Wilson has worked hard to be crowned Miss Junior Teen third runner-up at the National American Miss pageant.

For junior Brynn Wilson (‘22), pageantry seems to come naturally. After competing in pageants for just two years, Wilson was crowned Miss Junior Teen 3rd runner up at the National American Miss (NAM) Pageant in Orlando, Florida this past November.
After placing first in her state level pageant in September, Wilson qualified for the national pageant. The state level pageant took place in Virginia and included girls from New Jersey, Maryland and Virginia. Each of the states present crowned a state level winner who would move on to the national pageant.
Since COVID-19, the pageant scene has been very different.
“I knew the minute I stepped onto my state pageant in 2018 that I wanted to continue doing this no matter what the circumstances were. The universe really tested me with that this year,” said Wilson.
As far as safety precautions, girls were not permitted to take photos touching each other and masks had to be worn at all times with the exception of in the hotel room and when competing on stage. At the national pageant, hotel restaurants were closed to maximize the safety of staff and competitors. Backstage, the girls had to remain six feet apart. In order to make this distancing possible, the size of the stage was increased, which Wilson felt was a nice addition to the pageant. In lieu of all of these precautions, the NAM pageant had no COVID cases.
Wilson performed the song “A Million Dreams” from The Greatest Showman while simultaneously signing the lyrics, a talent that won her first runner up for the talent portion.
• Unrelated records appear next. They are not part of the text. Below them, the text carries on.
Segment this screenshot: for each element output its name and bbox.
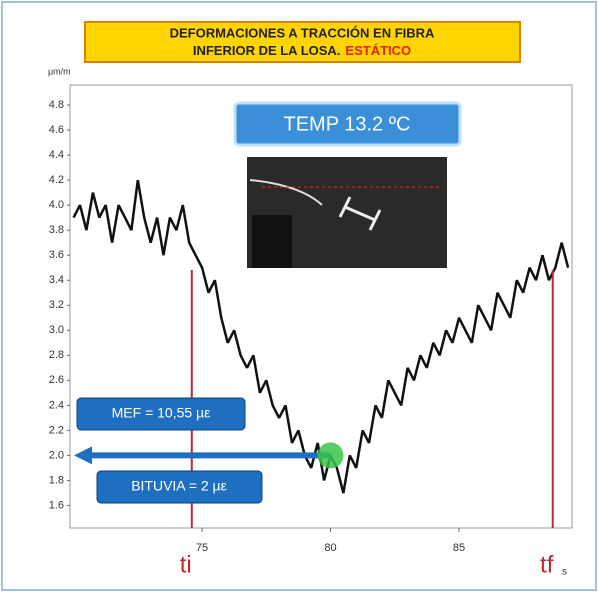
y-tick-label: 3.2: [49, 299, 64, 311]
photo-hole: [252, 215, 292, 268]
bituvia-box: [96, 470, 263, 504]
highlight-point: [317, 442, 344, 469]
x-unit: s: [562, 567, 567, 578]
mef-box: [76, 397, 246, 431]
time-marker-label: ti: [180, 551, 192, 578]
y-tick-label: 3.4: [49, 274, 64, 286]
y-tick-label: 2.0: [49, 449, 64, 461]
y-tick-label: 3.0: [49, 324, 64, 336]
title-box: [84, 21, 521, 63]
y-tick-label: 2.2: [49, 424, 64, 436]
y-tick-label: 3.8: [49, 224, 64, 236]
title: DEFORMACIONES A TRACCIÓN EN FIBRA: [170, 25, 435, 40]
y-tick-label: 2.8: [49, 349, 64, 361]
bituvia-label: BITUVIA = 2 µε: [131, 478, 227, 494]
x-tick-label: 80: [324, 542, 336, 554]
title: INFERIOR DE LA LOSA.: [193, 43, 341, 58]
y-unit: μm/m: [48, 66, 71, 76]
photo-wire: [249, 179, 323, 206]
photo-gauge: [338, 196, 382, 231]
y-tick-label: 4.0: [49, 199, 64, 211]
temp-label: TEMP 13.2 ºC: [284, 113, 411, 135]
y-tick-label: 4.4: [49, 149, 64, 161]
plot-area: [69, 84, 573, 529]
x-tick-label: 85: [453, 542, 465, 554]
time-marker-label: tf: [540, 551, 554, 578]
y-tick-label: 2.6: [49, 374, 64, 386]
arrow-head: [74, 446, 92, 465]
y-tick-label: 1.6: [49, 499, 64, 511]
mef-label: MEF = 10,55 µε: [112, 405, 211, 421]
temp-box: [233, 101, 462, 147]
title-line: INFERIOR DE LA LOSA. ESTÁTICO: [193, 43, 411, 58]
x-tick-label: 75: [196, 542, 208, 554]
y-tick-label: 3.6: [49, 249, 64, 261]
photo: [247, 157, 447, 268]
y-tick-label: 4.8: [49, 99, 64, 111]
y-tick-label: 4.6: [49, 124, 64, 136]
y-tick-label: 1.8: [49, 474, 64, 486]
title-highlight: ESTÁTICO: [345, 43, 411, 58]
y-tick-label: 2.4: [49, 399, 64, 411]
overlay: [74, 442, 344, 469]
y-tick-label: 4.2: [49, 174, 64, 186]
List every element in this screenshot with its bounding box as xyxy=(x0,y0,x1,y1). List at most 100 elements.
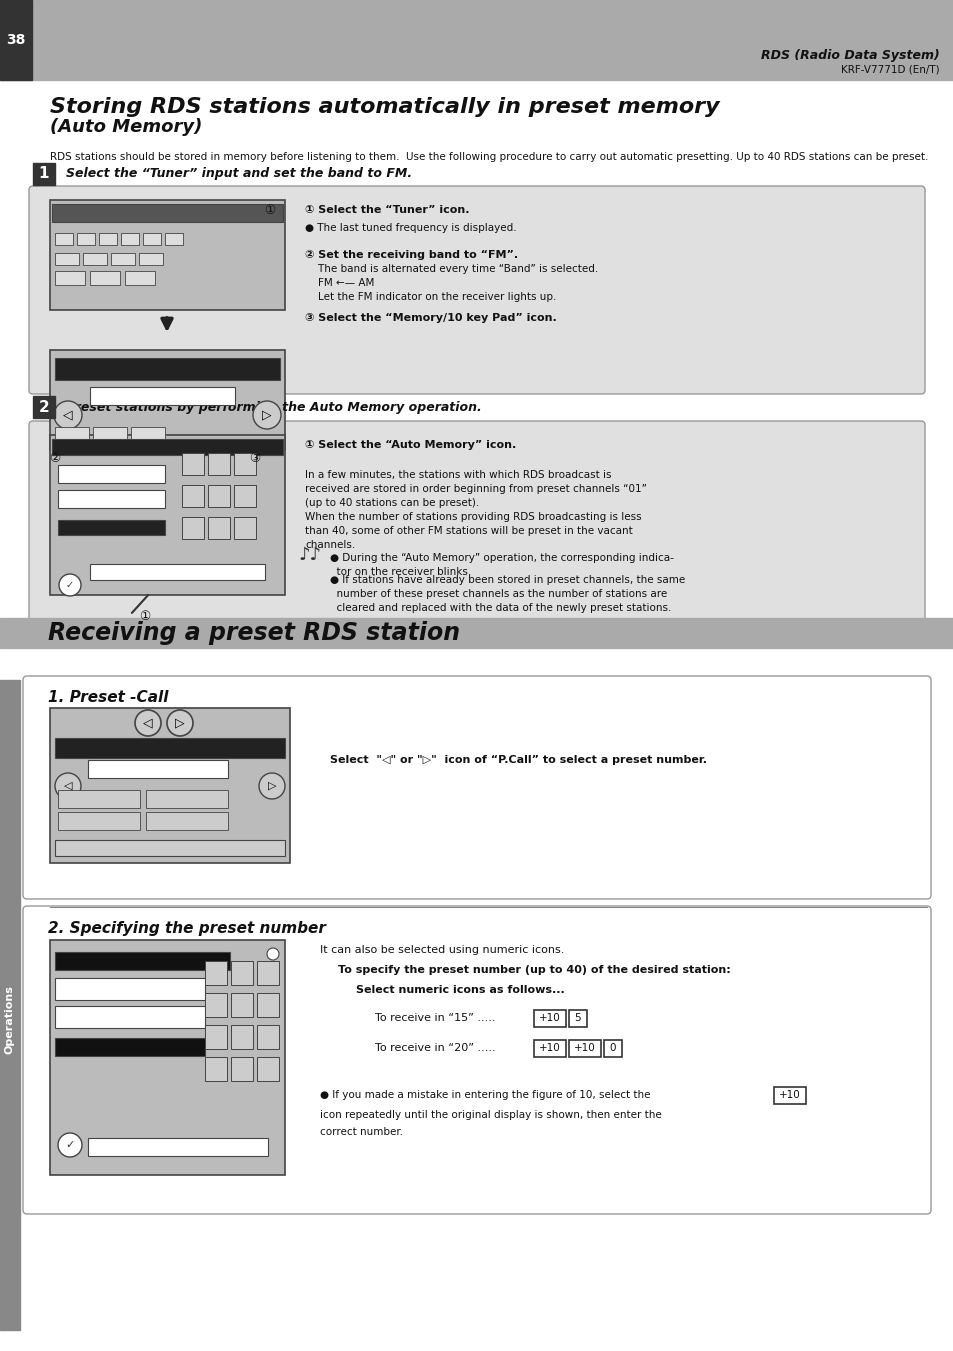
Circle shape xyxy=(54,401,82,430)
Text: ②: ② xyxy=(50,451,61,465)
Text: 38: 38 xyxy=(7,32,26,47)
Bar xyxy=(256,993,278,1017)
Bar xyxy=(208,485,230,507)
Text: The band is alternated every time “Band” is selected.: The band is alternated every time “Band”… xyxy=(305,263,598,274)
Bar xyxy=(233,517,255,539)
Text: ◁: ◁ xyxy=(64,781,72,790)
Bar xyxy=(55,952,230,970)
Text: ▷: ▷ xyxy=(175,716,185,730)
Bar xyxy=(92,427,127,440)
Text: ① Select the “Tuner” icon.: ① Select the “Tuner” icon. xyxy=(305,205,469,215)
Text: RDS stations should be stored in memory before listening to them.  Use the follo: RDS stations should be stored in memory … xyxy=(50,153,927,162)
Bar xyxy=(256,1056,278,1081)
FancyBboxPatch shape xyxy=(773,1088,805,1104)
Text: 1: 1 xyxy=(39,166,50,181)
Circle shape xyxy=(55,773,81,798)
Bar xyxy=(55,253,79,265)
Bar xyxy=(52,204,283,222)
Bar xyxy=(125,272,154,285)
Bar xyxy=(231,1025,253,1048)
Bar xyxy=(55,1038,205,1056)
Text: ● If stations have already been stored in preset channels, the same
  number of : ● If stations have already been stored i… xyxy=(330,576,684,613)
Bar xyxy=(146,790,228,808)
Bar xyxy=(131,427,165,440)
Text: Receiving a preset RDS station: Receiving a preset RDS station xyxy=(48,621,459,644)
Text: ①: ① xyxy=(139,611,151,624)
Circle shape xyxy=(267,948,278,961)
Text: +10: +10 xyxy=(538,1013,560,1023)
Text: ① Select the “Auto Memory” icon.: ① Select the “Auto Memory” icon. xyxy=(305,440,516,450)
Text: To receive in “20” .....: To receive in “20” ..... xyxy=(375,1043,496,1052)
Bar xyxy=(231,1056,253,1081)
Bar xyxy=(256,1025,278,1048)
Text: Let the FM indicator on the receiver lights up.: Let the FM indicator on the receiver lig… xyxy=(305,292,556,303)
Bar xyxy=(90,386,234,405)
Text: 2. Specifying the preset number: 2. Specifying the preset number xyxy=(48,920,326,935)
FancyBboxPatch shape xyxy=(534,1011,565,1027)
Bar xyxy=(58,490,165,508)
Bar xyxy=(58,790,140,808)
Bar xyxy=(50,200,285,309)
Bar xyxy=(231,993,253,1017)
Bar xyxy=(77,232,95,245)
FancyBboxPatch shape xyxy=(23,676,930,898)
Bar xyxy=(146,812,228,830)
Bar xyxy=(0,617,953,648)
Text: It can also be selected using numeric icons.: It can also be selected using numeric ic… xyxy=(319,944,564,955)
Bar xyxy=(256,961,278,985)
Bar xyxy=(205,1025,227,1048)
Bar xyxy=(139,253,163,265)
Bar xyxy=(208,453,230,476)
Bar xyxy=(55,840,285,857)
Text: RDS (Radio Data System): RDS (Radio Data System) xyxy=(760,49,939,62)
Bar xyxy=(0,680,20,1329)
Text: Select numeric icons as follows...: Select numeric icons as follows... xyxy=(355,985,564,994)
Text: ③ Select the “Memory/10 key Pad” icon.: ③ Select the “Memory/10 key Pad” icon. xyxy=(305,313,557,323)
Bar xyxy=(50,435,285,594)
Bar xyxy=(52,439,283,455)
Bar xyxy=(55,232,73,245)
Bar xyxy=(88,761,228,778)
Text: In a few minutes, the stations with which RDS broadcast is
received are stored i: In a few minutes, the stations with whic… xyxy=(305,470,646,550)
Text: ▷: ▷ xyxy=(262,408,272,422)
Text: To specify the preset number (up to 40) of the desired station:: To specify the preset number (up to 40) … xyxy=(337,965,730,975)
Bar xyxy=(50,708,290,863)
Bar xyxy=(231,961,253,985)
Text: (Auto Memory): (Auto Memory) xyxy=(50,118,202,136)
FancyBboxPatch shape xyxy=(603,1040,621,1056)
Bar xyxy=(55,978,205,1000)
Bar xyxy=(90,272,120,285)
Bar xyxy=(55,1006,205,1028)
Text: 2: 2 xyxy=(38,400,50,415)
Text: icon repeatedly until the original display is shown, then enter the: icon repeatedly until the original displ… xyxy=(319,1111,661,1120)
Text: ♪♪: ♪♪ xyxy=(298,546,321,563)
Bar xyxy=(182,453,204,476)
Bar xyxy=(58,812,140,830)
Text: 5: 5 xyxy=(574,1013,580,1023)
Text: ◁: ◁ xyxy=(143,716,152,730)
Bar xyxy=(0,0,32,80)
Bar xyxy=(208,517,230,539)
Text: ● The last tuned frequency is displayed.: ● The last tuned frequency is displayed. xyxy=(305,223,517,232)
FancyBboxPatch shape xyxy=(23,907,930,1215)
Bar xyxy=(33,396,55,417)
Bar xyxy=(205,1056,227,1081)
Text: To receive in “15” .....: To receive in “15” ..... xyxy=(375,1013,495,1023)
Bar xyxy=(182,517,204,539)
Bar xyxy=(58,520,165,535)
Bar xyxy=(90,563,265,580)
Circle shape xyxy=(59,574,81,596)
Text: ①: ① xyxy=(264,204,275,216)
Circle shape xyxy=(258,773,285,798)
Bar xyxy=(205,961,227,985)
Bar xyxy=(83,253,107,265)
Text: ③: ③ xyxy=(249,451,260,465)
Bar xyxy=(111,253,135,265)
Bar xyxy=(50,940,285,1175)
FancyBboxPatch shape xyxy=(29,422,924,624)
Text: ● During the “Auto Memory” operation, the corresponding indica-
  tor on the rec: ● During the “Auto Memory” operation, th… xyxy=(330,553,673,577)
Bar xyxy=(55,272,85,285)
Text: ✓: ✓ xyxy=(66,580,74,590)
Circle shape xyxy=(135,711,161,736)
Bar xyxy=(0,0,953,80)
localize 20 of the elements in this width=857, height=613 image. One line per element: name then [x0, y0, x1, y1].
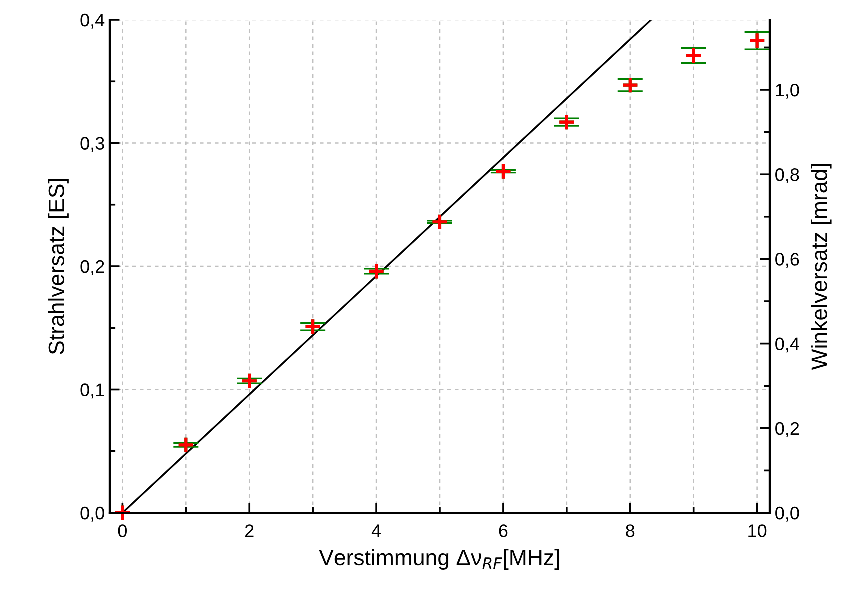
- x-tick-label: 2: [246, 524, 254, 538]
- y-tick-label: 0,3: [80, 137, 104, 152]
- x-tick-label: 10: [748, 524, 767, 538]
- x-tick-label: 4: [372, 524, 382, 538]
- y2-tick-label: 0,2: [776, 422, 800, 438]
- x-tick-label: 0: [118, 524, 128, 538]
- y2-tick-label: 0,8: [776, 168, 800, 184]
- y-tick-label: 0,4: [80, 14, 105, 29]
- y-tick-label: 0,2: [80, 260, 104, 276]
- y-tick-label: 0,0: [80, 506, 104, 522]
- y-axis-title: Strahlversatz [ES]: [48, 179, 69, 354]
- x-tick-label: 8: [626, 524, 635, 538]
- y-tick-label: 0,1: [80, 384, 104, 399]
- y2-tick-label: 0,0: [776, 506, 800, 522]
- y2-tick-label: 0,6: [776, 253, 800, 268]
- x-tick-label: 6: [499, 524, 508, 538]
- y2-tick-label: 0,4: [776, 338, 800, 353]
- x-axis-title: Verstimmung Δν$_{RF}$[MHz]: [319, 549, 560, 570]
- y2-tick-label: 1,0: [776, 84, 800, 99]
- y2-axis-title: Winkelversatz [mrad]: [811, 164, 832, 370]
As for her platform, Wilson has changed it from the previous year. Her new platform, “grow your own way”, is a workbook she created when she was fifteen years old. Wilson wrote this workbook for students who, like herself, deal with learning disabilities.
“When I was eight years old I was first diagnosed with four out of the five most common learning disabilities. At that point I was told I wouldn’t be able to become a teacher, the same profession I want to have to this day,” said Wilson.
Wilson’s workbook goes through what an IEP is, 504s and teaches kids how to advocate for themselves.
“[This book] helps kids realize they’re not alone in this situation and they can look at me as a mentor,” “it just makes me so happy doing pageants and being able to spread my platform,” said Wilson.
Currently, Wilson is preparing for the Miss New Jersey Teen USA Pageant in April. This is a big change for Wilson as she will be moving up from competing as a junior teen, to a normal teen. Also, she will be moving from the National American Miss pageant circuit, to now the Miss Universe pageant circuit. If Wilson wins first in the state this coming April, she will move to compete for the Miss Teen USA title. Wilson works with pageant coach, Shayla Montgomery, who won first runner up at the 2020 Miss Teen USA pageant.
The jump between junior teen to teen is one of the biggest jumps in pageantry. Wilson will now compete in a fitness category and she can be asked political questions during her interview. As part of her preparations, Wilson will have to drastically change her diet along with her exercise habits to obtain the figure needed for a state title holder.
“I am a vegetarian currently, but that is going to have to change because I need to build muscle and you need protein to do that,” said Wilson.
Wilson will continue to prepare for her upcoming pageant in the following months, in light of her recent success in the November National American Miss pageant.